Und er hatte hinzugefügt: "Schon jetzt ist die Entwicklung bei den Staatsanleihen, bei dem Marktwert der Banken, beim wirtschaftlichen Verlauf Italiens generell deutlich eingetrübt, negativ. Dies hat mit der möglichen Regierungsbildung zu tun. Ich kann nur hoffen, dass dies im Wahlkampf eine Rolle spielt, im Sinne eines Signals, Populisten von links und rechts nicht in die Regierungsverantwortung zu bringen." Diese Formulierungen sind weicher als der von Riegert getwitterte Satz, doch auch an ihnen entzündet sich Kritik in Italien.
Juncker spricht von "unklugen Bemerkungen"
Angesichts der aufgeheizten Situation distanzierten sich EU-Kommissionspräsident Jean-Claude Juncker und EU-Ratschef Donald Tusk von Oettinger. Juncker sei über die "unklugen Bemerkungen informiert worden", sagte ein Kommissionssprecher. "Die Italiener und nur die Italiener werden über die Zukunft ihres Landes entscheiden und niemand sonst." Tusk erklärte auf Twitter. "Mein Appell an alle EU-Institutionen ist: Bitte respektiert die Wähler. Wir sind hier, um ihnen zu dienen, nicht, um ihnen Vorgaben zu machen." Europa-Grünenchef Reinhard Bütikofer forderte sogar die Entlassung Oettingers. "Mit seinen Äußerungen gießt Oettinger Benzin in die lodernden Flammen des Populismus", erklärte Bütikofer. "Er schadet damit der Europäischen Union." EU-Kommissionspräsident Jean-Claude Juncker müsse deshalb "die Reißleine ziehen".

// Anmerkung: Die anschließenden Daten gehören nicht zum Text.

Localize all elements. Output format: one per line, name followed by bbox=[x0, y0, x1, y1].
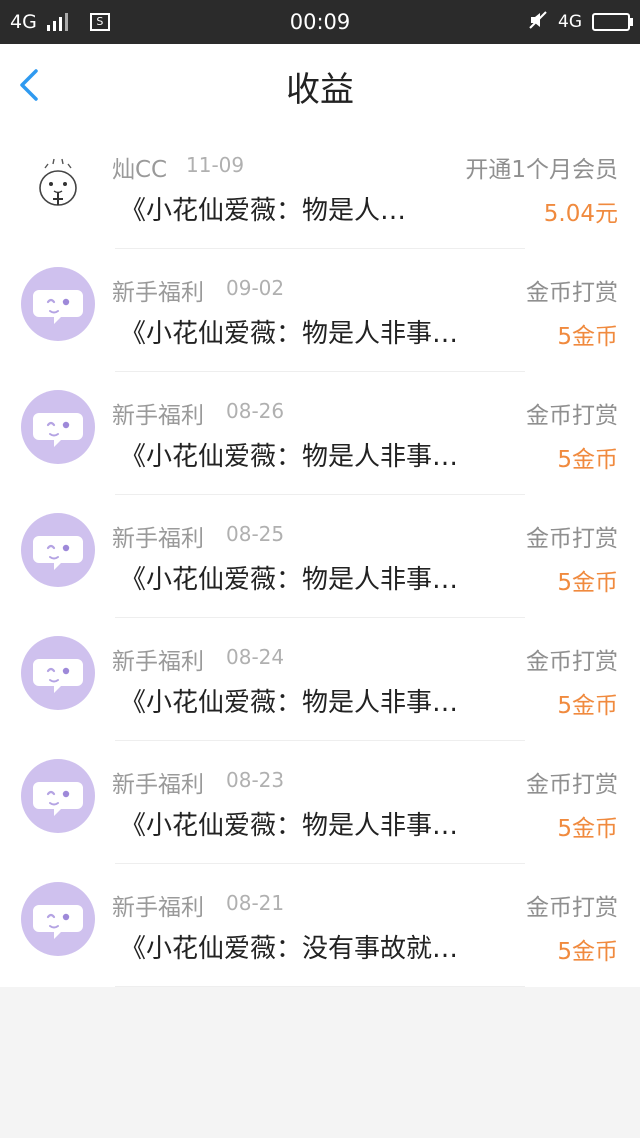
divider bbox=[115, 986, 525, 987]
mute-icon bbox=[528, 10, 548, 35]
work-title: 《小花仙爱薇：物是人非事… bbox=[120, 442, 459, 472]
chat-bubble-icon[interactable] bbox=[21, 882, 95, 956]
list-item[interactable]: 新手福利 08-21 金币打赏 《小花仙爱薇：没有事故就… 5金币 bbox=[0, 864, 640, 987]
network-type-right: 4G bbox=[558, 12, 582, 32]
list-item[interactable]: 新手福利 08-23 金币打赏 《小花仙爱薇：物是人非事… 5金币 bbox=[0, 741, 640, 864]
earning-amount: 5金币 bbox=[557, 693, 618, 719]
nav-bar: 收益 bbox=[0, 44, 640, 127]
chat-bubble-icon[interactable] bbox=[21, 390, 95, 464]
chat-bubble-icon[interactable] bbox=[21, 513, 95, 587]
item-date: 11-09 bbox=[186, 153, 245, 177]
sender-name: 灿CC bbox=[112, 157, 168, 183]
earning-type: 金币打赏 bbox=[526, 649, 618, 675]
item-date: 08-25 bbox=[226, 522, 285, 546]
earning-amount: 5金币 bbox=[557, 447, 618, 473]
earning-type: 金币打赏 bbox=[526, 280, 618, 306]
earning-type: 金币打赏 bbox=[526, 526, 618, 552]
sender-name: 新手福利 bbox=[112, 895, 204, 921]
list-item[interactable]: 灿CC 11-09 开通1个月会员 《小花仙爱薇：物是人… 5.04元 bbox=[0, 126, 640, 249]
earning-amount: 5金币 bbox=[557, 324, 618, 350]
list-item[interactable]: 新手福利 08-26 金币打赏 《小花仙爱薇：物是人非事… 5金币 bbox=[0, 372, 640, 495]
list-item[interactable]: 新手福利 09-02 金币打赏 《小花仙爱薇：物是人非事… 5金币 bbox=[0, 249, 640, 372]
item-date: 08-24 bbox=[226, 645, 285, 669]
earning-type: 金币打赏 bbox=[526, 403, 618, 429]
earning-type: 开通1个月会员 bbox=[465, 157, 618, 183]
work-title: 《小花仙爱薇：没有事故就… bbox=[120, 934, 459, 964]
earnings-list: 灿CC 11-09 开通1个月会员 《小花仙爱薇：物是人… 5.04元 新手福利… bbox=[0, 126, 640, 987]
work-title: 《小花仙爱薇：物是人非事… bbox=[120, 811, 459, 841]
list-item[interactable]: 新手福利 08-25 金币打赏 《小花仙爱薇：物是人非事… 5金币 bbox=[0, 495, 640, 618]
chat-bubble-icon[interactable] bbox=[21, 267, 95, 341]
list-item[interactable]: 新手福利 08-24 金币打赏 《小花仙爱薇：物是人非事… 5金币 bbox=[0, 618, 640, 741]
work-title: 《小花仙爱薇：物是人非事… bbox=[120, 565, 459, 595]
sender-name: 新手福利 bbox=[112, 280, 204, 306]
item-date: 08-21 bbox=[226, 891, 285, 915]
sender-name: 新手福利 bbox=[112, 403, 204, 429]
status-bar: 4G S 00:09 4G bbox=[0, 0, 640, 44]
chat-bubble-icon[interactable] bbox=[21, 759, 95, 833]
sender-name: 新手福利 bbox=[112, 526, 204, 552]
chat-bubble-icon[interactable] bbox=[21, 636, 95, 710]
earning-amount: 5金币 bbox=[557, 570, 618, 596]
work-title: 《小花仙爱薇：物是人非事… bbox=[120, 319, 459, 349]
work-title: 《小花仙爱薇：物是人非事… bbox=[120, 688, 459, 718]
earning-amount: 5金币 bbox=[557, 939, 618, 965]
item-date: 08-23 bbox=[226, 768, 285, 792]
earning-type: 金币打赏 bbox=[526, 772, 618, 798]
page-title: 收益 bbox=[286, 70, 354, 110]
item-date: 09-02 bbox=[226, 276, 285, 300]
status-right: 4G bbox=[528, 0, 633, 44]
earning-amount: 5.04元 bbox=[543, 201, 618, 227]
battery-icon bbox=[592, 13, 633, 31]
work-title: 《小花仙爱薇：物是人… bbox=[120, 196, 407, 226]
earning-amount: 5金币 bbox=[557, 816, 618, 842]
item-date: 08-26 bbox=[226, 399, 285, 423]
sender-name: 新手福利 bbox=[112, 649, 204, 675]
earning-type: 金币打赏 bbox=[526, 895, 618, 921]
user-avatar[interactable] bbox=[21, 144, 95, 218]
sender-name: 新手福利 bbox=[112, 772, 204, 798]
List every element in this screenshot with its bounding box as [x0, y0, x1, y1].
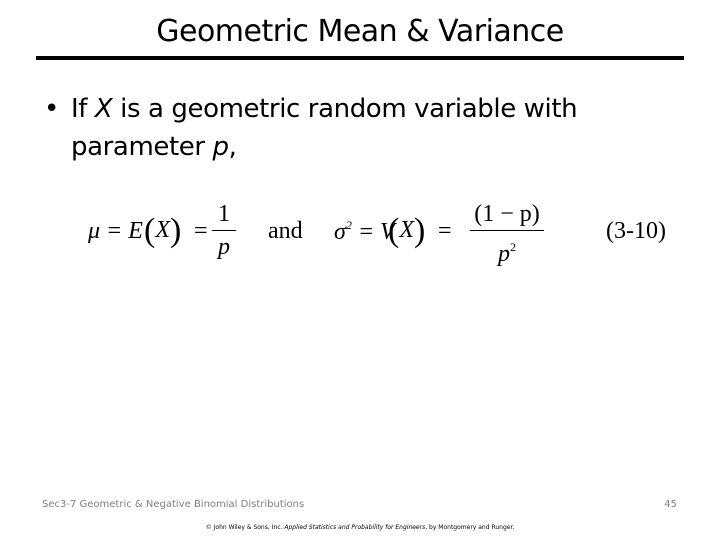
bullet-text: If X is a geometric random variable with… [44, 90, 684, 166]
mean-arg: X [155, 217, 170, 243]
variance-den-exp: 2 [510, 240, 516, 254]
mean-lhs: μ = E [88, 218, 143, 244]
connector-and: and [268, 218, 303, 244]
variance-paren-expr: (X) [388, 212, 426, 249]
copyright-notice: © John Wiley & Sons, Inc. Applied Statis… [0, 524, 720, 531]
mean-fraction: 1 p [212, 200, 236, 261]
bullet-middle: is a geometric random variable with para… [71, 94, 578, 162]
fraction-bar [470, 230, 544, 231]
variance-arg: X [399, 217, 414, 243]
mean-equals: = [194, 218, 208, 244]
page-number: 45 [664, 499, 677, 510]
variance-den-p: p [498, 241, 510, 267]
copyright-prefix: © John Wiley & Sons, Inc. [205, 524, 285, 531]
variance-equals: = [438, 218, 452, 244]
bullet-icon: • [44, 94, 59, 124]
formula-equation: μ = E (X) = 1 p and σ2 = V (X) = (1 − p)… [88, 200, 688, 272]
variable-p: p [212, 132, 230, 162]
footer-section: Sec3-7 Geometric & Negative Binomial Dis… [42, 499, 305, 510]
title-underline [36, 56, 684, 60]
fraction-bar [212, 230, 236, 231]
mean-numerator: 1 [218, 201, 230, 227]
mean-paren-expr: (X) [144, 212, 182, 249]
bullet-suffix: , [228, 132, 237, 162]
equation-number: (3-10) [606, 218, 666, 244]
bullet-prefix: If [71, 94, 95, 124]
copyright-book-title: Applied Statistics and Probability for E… [284, 524, 426, 531]
variance-denominator: p2 [470, 233, 544, 268]
variance-lhs: σ2 = V [334, 218, 395, 246]
variance-fraction: (1 − p) p2 [470, 200, 544, 268]
slide-title: Geometric Mean & Variance [156, 14, 564, 49]
sigma-symbol: σ [334, 219, 346, 245]
variable-x: X [94, 94, 113, 124]
bullet-point: • If X is a geometric random variable wi… [44, 90, 684, 166]
mean-denominator: p [218, 234, 230, 260]
variance-numerator: (1 − p) [474, 201, 540, 227]
copyright-suffix: , by Montgomery and Runger. [425, 524, 515, 531]
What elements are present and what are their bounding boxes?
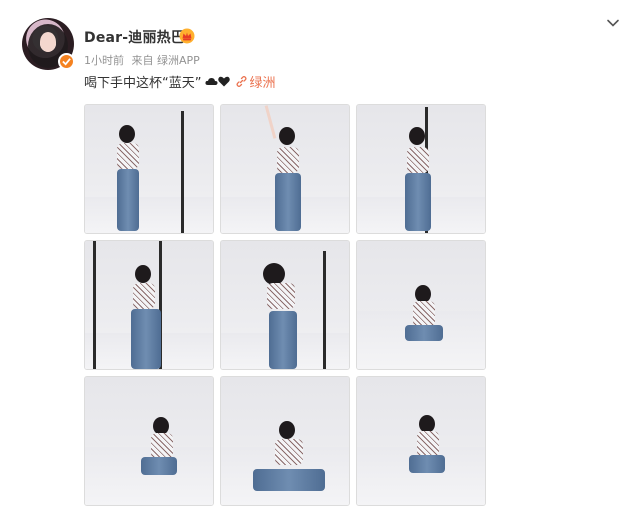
oasis-link[interactable]: 绿洲	[236, 72, 276, 91]
weibo-post: Dear-迪丽热巴 1小时前 来自 绿洲APP 喝下手中这杯“蓝天” 绿洲	[0, 0, 643, 516]
username[interactable]: Dear-迪丽热巴	[84, 27, 185, 47]
verified-badge-icon	[58, 53, 75, 70]
heart-icon	[218, 76, 231, 87]
photo-6[interactable]	[356, 240, 486, 370]
chevron-down-icon[interactable]	[606, 16, 620, 30]
photo-4[interactable]	[84, 240, 214, 370]
photo-grid	[84, 104, 488, 508]
post-time[interactable]: 1小时前	[84, 54, 124, 67]
post-text: 喝下手中这杯“蓝天” 绿洲	[84, 72, 276, 91]
photo-5[interactable]	[220, 240, 350, 370]
post-text-body: 喝下手中这杯“蓝天”	[84, 76, 202, 91]
post-source[interactable]: 来自 绿洲APP	[132, 54, 200, 67]
photo-1[interactable]	[84, 104, 214, 234]
link-icon	[236, 76, 248, 87]
photo-7[interactable]	[84, 376, 214, 506]
post-meta: 1小时前 来自 绿洲APP	[84, 52, 204, 68]
cloud-icon	[205, 78, 219, 85]
vip-crown-icon[interactable]	[179, 28, 195, 44]
photo-9[interactable]	[356, 376, 486, 506]
photo-2[interactable]	[220, 104, 350, 234]
photo-8[interactable]	[220, 376, 350, 506]
photo-3[interactable]	[356, 104, 486, 234]
oasis-link-label: 绿洲	[249, 76, 276, 91]
emoji-group	[205, 76, 231, 87]
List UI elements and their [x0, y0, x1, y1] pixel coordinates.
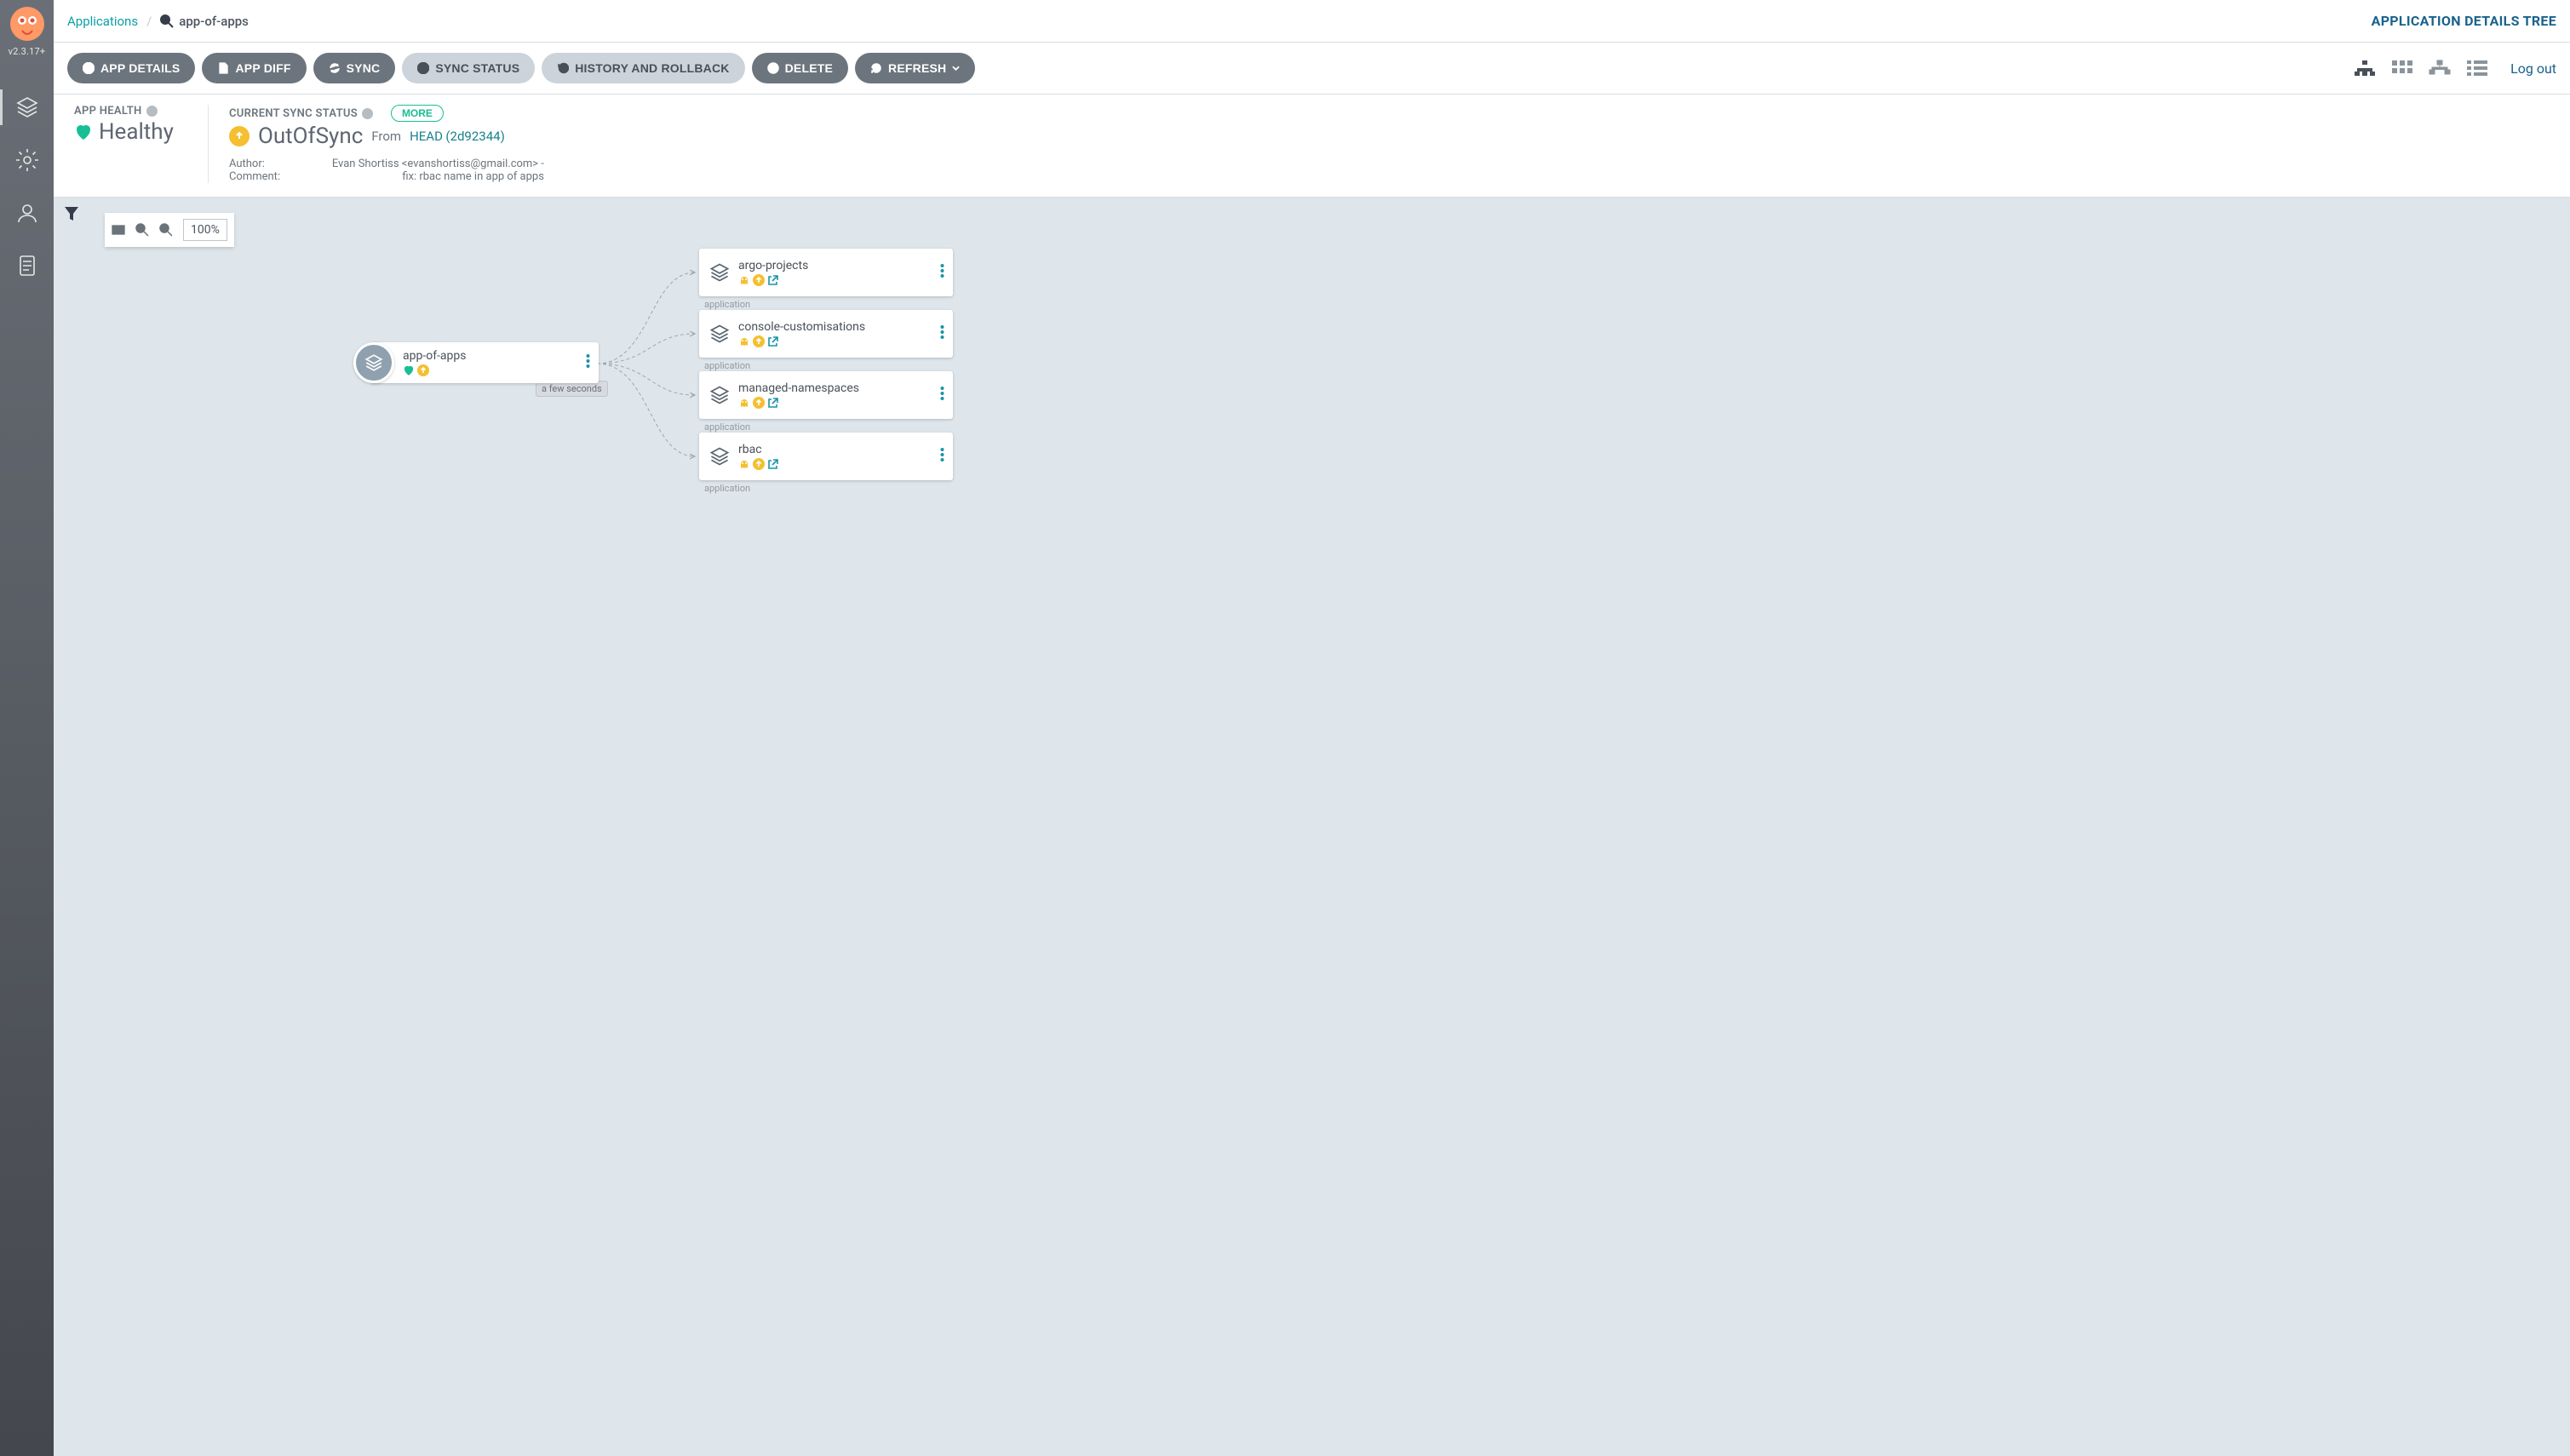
node-root[interactable]: app-of-apps [370, 342, 599, 383]
argo-logo[interactable] [10, 7, 44, 41]
tree-canvas[interactable]: 100% a few seconds app-of-apps [54, 198, 2570, 1456]
delete-button[interactable]: DELETE [752, 53, 848, 83]
app-icon [708, 261, 731, 284]
external-link-icon[interactable] [767, 335, 779, 347]
view-grid-icon[interactable] [2391, 59, 2413, 77]
app-icon [708, 322, 731, 346]
breadcrumb-bar: Applications / app-of-apps APPLICATION D… [54, 0, 2570, 43]
search-icon [160, 14, 174, 28]
sync-button[interactable]: SYNC [313, 53, 396, 83]
node-kind-label: application [704, 299, 750, 310]
logout-link[interactable]: Log out [2510, 60, 2556, 77]
more-button[interactable]: MORE [391, 105, 444, 122]
app-icon [708, 383, 731, 407]
app-details-label: APP DETAILS [100, 61, 180, 75]
sidebar-item-settings[interactable] [0, 134, 54, 186]
app-diff-label: APP DIFF [235, 61, 290, 75]
help-icon[interactable] [146, 106, 158, 117]
external-link-icon[interactable] [767, 458, 779, 470]
out-of-sync-icon [753, 335, 765, 347]
node-menu-button[interactable] [586, 353, 590, 372]
breadcrumb-app[interactable]: app-of-apps [179, 14, 249, 29]
node-child[interactable]: rbac application [699, 433, 953, 480]
node-title: managed-namespaces [738, 381, 859, 395]
node-menu-button[interactable] [940, 386, 944, 404]
status-panel: APP HEALTH Healthy CURRENT SYNC STATUS M… [54, 95, 2570, 198]
sync-status-label: SYNC STATUS [435, 61, 519, 75]
external-link-icon[interactable] [767, 397, 779, 409]
node-title: rbac [738, 443, 779, 456]
external-link-icon[interactable] [767, 274, 779, 286]
node-kind-label: application [704, 421, 750, 433]
breadcrumb-separator: / [146, 14, 152, 29]
app-health-label: APP HEALTH [74, 105, 142, 118]
page-title: APPLICATION DETAILS TREE [2372, 13, 2556, 29]
sync-from-label: From [371, 129, 401, 144]
refresh-button[interactable]: REFRESH [855, 53, 975, 83]
out-of-sync-icon [753, 458, 765, 470]
node-title: console-customisations [738, 320, 865, 334]
app-health-value: Healthy [99, 119, 174, 145]
sidebar-item-docs[interactable] [0, 239, 54, 292]
app-icon [353, 342, 394, 383]
unknown-icon [738, 335, 750, 347]
app-diff-button[interactable]: APP DIFF [202, 53, 306, 83]
out-of-sync-icon [753, 274, 765, 286]
node-menu-button[interactable] [940, 324, 944, 343]
sync-label: SYNC [347, 61, 381, 75]
sidebar-item-applications[interactable] [0, 81, 54, 134]
sidebar: v2.3.17+ [0, 0, 54, 1456]
node-menu-button[interactable] [940, 263, 944, 282]
node-child[interactable]: argo-projects application [699, 249, 953, 296]
view-network-icon[interactable] [2429, 59, 2451, 77]
node-title: app-of-apps [403, 349, 467, 363]
caret-down-icon [952, 66, 960, 71]
breadcrumb-root[interactable]: Applications [67, 14, 138, 29]
node-child[interactable]: console-customisations application [699, 310, 953, 358]
heart-icon [403, 364, 415, 376]
comment-label: Comment: [229, 170, 289, 183]
app-icon [708, 444, 731, 468]
node-title: argo-projects [738, 259, 808, 272]
unknown-icon [738, 274, 750, 286]
sync-rev-link[interactable]: (2d92344) [445, 129, 504, 144]
history-label: HISTORY AND ROLLBACK [575, 61, 729, 75]
sync-head-link[interactable]: HEAD [410, 129, 443, 144]
out-of-sync-icon [753, 397, 765, 409]
out-of-sync-icon [417, 364, 429, 376]
sidebar-item-user[interactable] [0, 186, 54, 239]
delete-label: DELETE [785, 61, 833, 75]
unknown-icon [738, 397, 750, 409]
node-kind-label: application [704, 360, 750, 371]
out-of-sync-icon [229, 126, 250, 146]
node-menu-button[interactable] [940, 447, 944, 466]
view-tree-icon[interactable] [2354, 59, 2376, 77]
author-value: Evan Shortiss <evanshortiss@gmail.com> - [301, 158, 544, 170]
help-icon[interactable] [362, 108, 373, 119]
unknown-icon [738, 458, 750, 470]
refresh-label: REFRESH [888, 61, 946, 75]
node-child[interactable]: managed-namespaces application [699, 371, 953, 419]
sync-status-label: CURRENT SYNC STATUS [229, 107, 358, 120]
comment-value: fix: rbac name in app of apps [301, 170, 544, 183]
heart-icon [74, 123, 93, 141]
version-label: v2.3.17+ [9, 46, 46, 57]
node-kind-label: application [704, 483, 750, 494]
view-list-icon[interactable] [2466, 59, 2488, 77]
history-rollback-button[interactable]: HISTORY AND ROLLBACK [542, 53, 744, 83]
sync-status-value: OutOfSync [258, 123, 363, 149]
sync-status-button[interactable]: SYNC STATUS [402, 53, 535, 83]
author-label: Author: [229, 158, 289, 170]
toolbar: APP DETAILS APP DIFF SYNC SYNC STATUS HI… [54, 43, 2570, 95]
app-details-button[interactable]: APP DETAILS [67, 53, 195, 83]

Die Kurse an der Mailänder Börse gaben um etwa drei Prozent nach
Angesichts der ungewissen Regierungsbildung in Italien sind die Kurse an der Mailänder Börse am Dienstag erneut eingebrochen. Während der von Staatspräsident Sergio Mattarella mit der Regierungsbildung beauftragte Finanzfachmann Carlo Cottarelli noch an der Zusammenstellung seines Kabinetts arbeitete, gaben die Kurse um etwa drei Prozent nach. Die Spanne zwischen zehnjährigen deutschen und italienischen Staatsanleihen stieg deutlich an.
Der Präsident des Deutschen Instituts für Wirtschaftsforschung, Marcel Fratzscher, warnte vor den Auswirkungen einer italienischen Staatskrise auf die deutsche Wirtschaft. "Italien ist so groß und bedeutsam, dass seine Krise zu Deutschlands Problem wird", sagte Fratzscher dem Redaktionsnetzwerk Deutschland. Italien könne auch Deutschland mit in den Sog einer tiefen Depression ziehen.